Литтл немного отодвинулся.

— Почему? Странный вопрос. Такое со мной случается не каждый день, да и не каждый месяц. В последний раз я…

— Но у тебя есть жена и двое детей. Значит, в сексуальном плане ты абсолютно нормален.

— Жена… да, жена. Может быть, не будем обсуждать мои сексуальные успехи в семейной жизни?

— Почему?

— По поводу Делии я тебе могу сказать только одно: это невозможная женщина.

— Зачем же ты женился на ней?

— Мне и самому иногда трудно понять. — Анна взбила подушку и устроилась поудобнее.

— Если бы я не боялась, что ты осудишь меня за такие манеры, то я бы покурила.

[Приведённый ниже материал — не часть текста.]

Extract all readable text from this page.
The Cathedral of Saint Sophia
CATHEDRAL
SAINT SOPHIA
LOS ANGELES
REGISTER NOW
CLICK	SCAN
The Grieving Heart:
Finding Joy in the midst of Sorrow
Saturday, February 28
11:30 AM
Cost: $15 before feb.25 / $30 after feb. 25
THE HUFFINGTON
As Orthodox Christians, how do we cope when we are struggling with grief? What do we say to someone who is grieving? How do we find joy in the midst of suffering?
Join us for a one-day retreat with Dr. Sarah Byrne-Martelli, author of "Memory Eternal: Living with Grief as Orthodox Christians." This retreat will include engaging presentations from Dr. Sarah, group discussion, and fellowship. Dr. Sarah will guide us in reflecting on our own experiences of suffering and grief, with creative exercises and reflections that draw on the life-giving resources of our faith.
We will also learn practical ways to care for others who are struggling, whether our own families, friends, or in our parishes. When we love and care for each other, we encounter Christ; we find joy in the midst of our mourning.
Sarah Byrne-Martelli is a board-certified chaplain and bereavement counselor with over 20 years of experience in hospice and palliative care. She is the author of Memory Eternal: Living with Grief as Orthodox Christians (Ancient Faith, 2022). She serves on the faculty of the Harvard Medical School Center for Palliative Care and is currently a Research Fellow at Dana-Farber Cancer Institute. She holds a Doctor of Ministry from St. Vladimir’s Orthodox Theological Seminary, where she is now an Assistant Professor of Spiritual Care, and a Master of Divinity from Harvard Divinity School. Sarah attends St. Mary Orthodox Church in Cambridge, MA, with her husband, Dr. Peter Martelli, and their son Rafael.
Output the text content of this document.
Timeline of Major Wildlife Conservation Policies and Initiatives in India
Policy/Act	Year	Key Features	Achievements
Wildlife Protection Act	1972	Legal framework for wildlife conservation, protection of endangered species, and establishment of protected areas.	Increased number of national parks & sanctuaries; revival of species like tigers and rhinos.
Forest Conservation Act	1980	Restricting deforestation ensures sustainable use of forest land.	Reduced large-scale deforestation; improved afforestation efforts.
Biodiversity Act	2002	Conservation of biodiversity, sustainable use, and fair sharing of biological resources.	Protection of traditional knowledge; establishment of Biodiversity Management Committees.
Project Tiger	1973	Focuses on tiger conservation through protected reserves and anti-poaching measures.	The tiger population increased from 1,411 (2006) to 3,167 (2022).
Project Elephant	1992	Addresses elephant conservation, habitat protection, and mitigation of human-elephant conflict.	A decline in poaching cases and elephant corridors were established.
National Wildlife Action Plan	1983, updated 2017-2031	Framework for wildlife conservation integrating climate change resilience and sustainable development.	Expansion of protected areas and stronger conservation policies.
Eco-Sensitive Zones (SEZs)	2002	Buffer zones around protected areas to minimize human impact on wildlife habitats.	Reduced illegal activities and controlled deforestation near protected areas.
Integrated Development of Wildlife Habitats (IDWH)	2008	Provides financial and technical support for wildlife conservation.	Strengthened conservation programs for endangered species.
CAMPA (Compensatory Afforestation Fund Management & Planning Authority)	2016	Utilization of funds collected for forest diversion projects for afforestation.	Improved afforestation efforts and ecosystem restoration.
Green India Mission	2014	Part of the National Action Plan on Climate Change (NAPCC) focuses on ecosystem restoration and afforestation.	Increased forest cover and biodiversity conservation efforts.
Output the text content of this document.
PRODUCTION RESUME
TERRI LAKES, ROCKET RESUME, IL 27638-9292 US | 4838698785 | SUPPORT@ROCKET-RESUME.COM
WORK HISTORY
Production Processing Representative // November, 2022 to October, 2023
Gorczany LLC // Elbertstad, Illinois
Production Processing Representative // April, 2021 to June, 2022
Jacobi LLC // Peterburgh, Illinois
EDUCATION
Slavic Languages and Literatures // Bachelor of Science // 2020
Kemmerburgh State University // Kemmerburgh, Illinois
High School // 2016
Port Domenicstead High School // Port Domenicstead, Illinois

— Кури. Я, пожалуй, тоже покурю.

Она грациозно прикурила две сигареты: себе и ему. Литтл бросил курить много лет назад, когда статистика безошибочно доказала, что сигареты сокращают срок жизни. Но теперь, подумал он, это вряд ли имеет значение. Он взглянул на часы: осталось пятьдесят восемь часов.

— Настало время подвести итоги, — сказал он, выдохнув.

— Подожди, Квентин, — быстро сказала она. — Не говори ничего. Ты знаешь, как я хотела узнать, что тебя гложет — сильнее всего на свете. Ты как будто бросил мне вызов, а я всегда отвечаю на вызов. Я всю жизнь куда-то спешу. Не успеваю прочитать в детективе и десяти страниц, как меня уже тянет заглянуть в самый конец и узнать, кто убийца.

— Я действительно хочу рассказать тебе. Теперь я просто обязан.

— Подожди, говорю тебе. Я отпускаю тебя с крючка.

— Не глупи.

— Нет, правда. Я знаю одно: я хотела успокоить тебя, чтобы ты перестал дергаться. Теперь все изменилось. Я, например, хочу, чтобы ты побольше рассказал о своей жене. Дурачок, ты думал, будто мне будет достаточно твоего объяснения, что она «невозможная женщина»! Нет, игра в молчанку хороша только для доброй старой Англии. Расскажи мне о семье, а об остальном забудь.

Литтл промолчал.

— Не знаю, как и сказать, — продолжала Анна, сделав глубокую затяжку. — Ты очаровательный человек. Я еще не встречалась ни с кем, кто был бы хоть отдаленно похож на тебя. Знаешь, я до сих пор не понимаю, зачем я укусила тебя за палец. Ты сидел такой холодный, уверенный в себе… и ничего нельзя было поделать с твоей интеллигентной отстраненностью. Поэтому я и укусила тебя. Я вот что хочу сказать: ты больше не бросаешь мне вызов. Ты живой, ты дышишь, совокупляешься так же, как и все остальные. Может быть, если я тресну тебя по затылку, ты даже потеряешь сознание. Если не хочешь ничего говорить — не говори. Зигмунд Фрейд был идиотом. Наверное, не нужно ни о чем говорить. Почему мы должны терять время на разговоры?